M. Coudurier, M. Hutin, ne pas publier dans son journal le montant des subventions reçues, juste après qu'elles soient perçues, n'est-ce pas une atteinte à l'éthique de la presse ?
Devant cette opacité et le refus du ministère de la Culture de dévoiler aux contribuables les détails de ce qu'il fait de votre argent, la Cour des Comptes dans son rapport 2012 avait exigé de la transparence, critiquant sévèrement l'opacité de ces subventions dont certaines, comme l'a révélé récemment l'ancien Ministre de la Culture, Frédéric Mitterrand, sont illégalement « avancées » , oui, payées à l'avance, avant même que le budget soit voté par le Parlement ! L'ancien ministre de la Culture a même admis avoir fait une faute à ce sujet.
Les montants de certaines subventions comme celles pour la "modernisation de la presse" renommée FSDP (Fonds stratégique pour le développement de la presse) et, aussi, de celles pour la diffusion de la presse dans les pays étrangers, ont donc été publiés, mais cachés dans un recoin obscur du site du ministère de la Culture au cinquième sous-sol dans la hiérarchie des pages du site. Nous avons déterré la page avec son PDF : http://www.culturecommunication.gouv.fr/Disciplines-et-secteurs/Presse/Actualites/Publication-du-bilan-2012-du-Fonds-pour-le-developpement-de-la-presse.
ATTENTION ! tous les chiffres n'ont pas été publiés. Il s'agit seulement du FSDP. Dans son rapport de septembre 2013 sur les subventions à la presse 2012, la Cour des Comptes estime le montant pour 2012 à 960 millions d'euros, ce qui est l'équivalent ou est supérieur à 2011. Dans ces 960 millions, il faut compter 120 millions pour l'AFP, subvention qui progresse TOUS les ans, crise ou pas, et quel que soit le gouvernement.
Vous serez étonné de savoir que si que la France perd 1000 emplois industriels par jour, et que si les PME sont asphyxiées par les charges, que les Bretons sont pressurés d'impôts de toutes sortes, l'État, comme si de rien n'était, continue de jeter l'argent par les fenêtres. Diffuser la pensée française dans le monde est pour lui bien plus important que sauver les emplois et les entreprises. Ainsi le montant des subventions pour la diffusion de la presse française à l'étranger s'élève à 3 186 396 € en 2012 dont 328 994 € pour le Figaro, 305 000 € pour L'Express, 218 400 € pour Libération, etc... Pour le développement du lectorat jeune, c'est L'Humanité qui, à elle seule, reçoit un pactole de 188 584 €, le reste allant à la PQR. Sans doute qu'on préfère les jeunes avec des drapeaux rouges qu'avec des bonnets rouges.

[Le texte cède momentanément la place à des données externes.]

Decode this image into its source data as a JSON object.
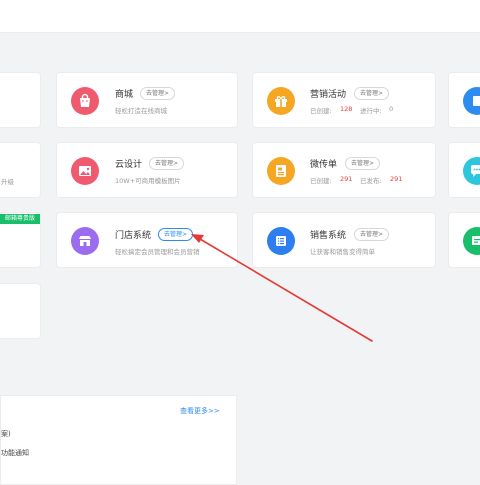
{
  "colors": {
    "accent": "#2d8cf0",
    "highlight_red": "#e8413b",
    "badge_green": "#19be6b",
    "annotation_arrow": "#e53935"
  },
  "left_column": {
    "partial_text": "升级",
    "badge": "邮箱尊贵版"
  },
  "apps": {
    "mall": {
      "icon": "shopping-bag-icon",
      "title": "商城",
      "manage": "去管理>",
      "desc": "轻松打造在线商城"
    },
    "marketing": {
      "icon": "gift-icon",
      "title": "营销活动",
      "manage": "去管理>",
      "created_label": "已创建:",
      "created_value": "128",
      "running_label": "进行中:",
      "running_value": "0"
    },
    "cloud_design": {
      "icon": "image-icon",
      "title": "云设计",
      "manage": "去管理>",
      "desc": "10W+可商用模板图片"
    },
    "flyer": {
      "icon": "document-icon",
      "title": "微传单",
      "manage": "去管理>",
      "created_label": "已创建:",
      "created_value": "291",
      "published_label": "已发布:",
      "published_value": "291"
    },
    "store": {
      "icon": "store-icon",
      "title": "门店系统",
      "manage": "去管理>",
      "desc": "轻松搞定会员管理和会员营销"
    },
    "sales": {
      "icon": "list-icon",
      "title": "销售系统",
      "manage": "去管理>",
      "desc": "让获客和销售变得简单"
    }
  },
  "bottom_panel": {
    "more_link": "查看更多>>",
    "line1": "案)",
    "line2": "功能通知"
  }
}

Ceux qui lisent "l'Huma" finiront tôt ou tard au PS, doivent-ils se dirent à Paris. C'est du moins ce que ces chiffres disent. "Money talks", comme on dit en anglais.
En 2012, les subventions vers les versions Internet de la presse écrite, dites "subventions pour le numérique", ont été massives (8% des subventions à la presse). 20minutes.fr a reçu 435 992 €, de quoi faire un beau site vous ne trouvez pas ? Mais rien de spécial, à part l'effet ascenseur et une certaine fluidité http://www.20minutes.fr . Les sites (web, tablettes et telephones) de La Croix reçoivent 328 385 €, mais aussi 78 118 € dans le cadre du développement stratégique de la presse. Pour comparaison, le site de l'ABP qui a son propre SMC (système de management de contenu) a été développé par une seule personne et bénévolement. Un média en ligne peut être créé avec wordpress en une matinée.
Pour les aides directes dans le cadre du FSDP, la subvention accordée à Ouest-France a représenté 12,32 % des aides attribuées en 2012, la plus grosse subvention du FDSP, soit € 1 187 950. Ouest-France constitue ainsi le principal bénéficiaire, ensuite c'est Le Parisien (11,69 %), puis Newsprint (11,40 %). Malgré tout le plus grand journal francophone au monde va éliminer 137 emplois et a accusé une perte de 5 millions en 2012 causé par un recul des recettes publicitaires de 7%.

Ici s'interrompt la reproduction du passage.